Saturday, July 18, 2020

Hoaxes + Visual Stimulation and Word Play = Witchcraft? No, just Photo Manipulation.


Meladi Brewer
meladibrewer99@gmail.com


Humans are visual beings. We are designed to rely on our eyes and seeing is believing.
Photographs help stimulate the visual cortexes of our minds. They allow consumers to see what reporters are saying with words and help them believe the story.

Photo manipulations provide challenges and make it hard for consumers to believe what they see as credibility begins to be questioned. The issue does not lie within the intentional, open photo manipulations, but with the idea that consumers tend to focus on certain aspects within an image.

Ruben Salvadori gave a TedX Talk titled Photos don't lie. Or do they? where he opens the viewer's mind to how and why photo manipulation happens. He talks about the emotional and visual stimulation humans get while looking as specific images.

Visuals speak and "seeing is believing," so photographs can be edited and manipulated to tell the story reporters want to be told. Simply zooming in or out of a single image could have a greater impact on the story.

However, an intentional staging of photographs leads consumers to question credibility. Even if writers are open and honest about the efforts put into a photograph, there are enough staged images that stories are being seen as fake news.

These efforts and retaliations raise questions about staging and if it is worth the risk of losing consumers' trust in regards to credibility. It also makes reporters think about the pros and cons and which outweighs the other.

Consumers tend to call out photo editors when images are able to be debunked. Society keeps the news accountable and honest.

An example of photo manipulation is the infamous Newsweek and Times photo showdown during the O.J. Simpson trials in 1994. Both magazines used the same photograph with different edits to manipulate the perception of Simpson.

The Times magazine cover depicted Simpson's face as dark, gruff, and blurry. The magazine editor later admitted they "wanted to make it more artful, more compelling" (Murano, 3).

Photo manipulations as small as color distorting can impact the depiction of an image greatly. However, mutilated images stay around for years after they are created.
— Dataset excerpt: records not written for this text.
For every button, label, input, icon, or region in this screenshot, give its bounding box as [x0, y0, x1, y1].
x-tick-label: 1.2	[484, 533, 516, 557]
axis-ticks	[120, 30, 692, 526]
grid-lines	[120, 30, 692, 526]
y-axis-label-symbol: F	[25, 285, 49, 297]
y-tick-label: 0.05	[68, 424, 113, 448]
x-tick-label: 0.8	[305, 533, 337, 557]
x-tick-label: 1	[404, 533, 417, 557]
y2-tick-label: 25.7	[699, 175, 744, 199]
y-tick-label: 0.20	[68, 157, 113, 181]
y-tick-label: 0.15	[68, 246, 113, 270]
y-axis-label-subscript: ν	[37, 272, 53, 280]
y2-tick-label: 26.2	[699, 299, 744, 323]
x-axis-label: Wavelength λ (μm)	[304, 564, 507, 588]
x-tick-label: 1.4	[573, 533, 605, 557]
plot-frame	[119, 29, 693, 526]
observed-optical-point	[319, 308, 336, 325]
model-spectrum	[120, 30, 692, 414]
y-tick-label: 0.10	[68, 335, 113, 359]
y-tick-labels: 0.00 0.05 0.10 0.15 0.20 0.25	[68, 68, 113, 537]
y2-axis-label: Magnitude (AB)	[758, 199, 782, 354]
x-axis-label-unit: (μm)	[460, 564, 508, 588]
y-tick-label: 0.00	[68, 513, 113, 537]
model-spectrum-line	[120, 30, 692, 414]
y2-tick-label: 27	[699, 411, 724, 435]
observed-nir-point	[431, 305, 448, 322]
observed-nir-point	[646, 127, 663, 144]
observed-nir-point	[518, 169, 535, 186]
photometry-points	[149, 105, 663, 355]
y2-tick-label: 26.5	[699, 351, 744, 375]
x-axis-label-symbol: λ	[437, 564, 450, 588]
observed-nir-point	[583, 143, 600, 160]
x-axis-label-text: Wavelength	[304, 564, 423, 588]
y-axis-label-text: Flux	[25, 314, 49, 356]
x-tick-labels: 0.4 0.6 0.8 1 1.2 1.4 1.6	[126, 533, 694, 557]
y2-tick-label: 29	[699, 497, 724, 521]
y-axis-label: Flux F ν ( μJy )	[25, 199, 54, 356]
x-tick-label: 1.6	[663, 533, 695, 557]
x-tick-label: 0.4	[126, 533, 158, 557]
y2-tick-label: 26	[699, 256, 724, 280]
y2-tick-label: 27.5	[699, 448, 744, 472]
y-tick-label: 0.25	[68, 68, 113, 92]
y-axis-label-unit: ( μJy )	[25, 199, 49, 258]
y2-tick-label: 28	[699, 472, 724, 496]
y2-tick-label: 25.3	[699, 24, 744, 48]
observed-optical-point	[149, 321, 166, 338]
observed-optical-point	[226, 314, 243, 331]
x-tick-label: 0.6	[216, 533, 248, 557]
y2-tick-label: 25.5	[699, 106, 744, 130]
Does This Photograph Show President Bush Reading a Book Upside-Down?
Pulled from Google Images
The image of George W. Bush reading an upside-down picture book to a group of children while visiting a school still exists on the internet and is a sore subject for debate today. The photo was created by hoaxers who disagreed with the president's choice.

Today, members of society and schoolmates still bring up the infamous photo in order to poke fun at President Bush's character. The edited and staged images created intentionally or unintentionally have a vivid impact on society and should not be taken lightly.

A simple zoom in or out can prove detrimental to a story. However, staged photo manipulations provide the groundwork for distrust within the media.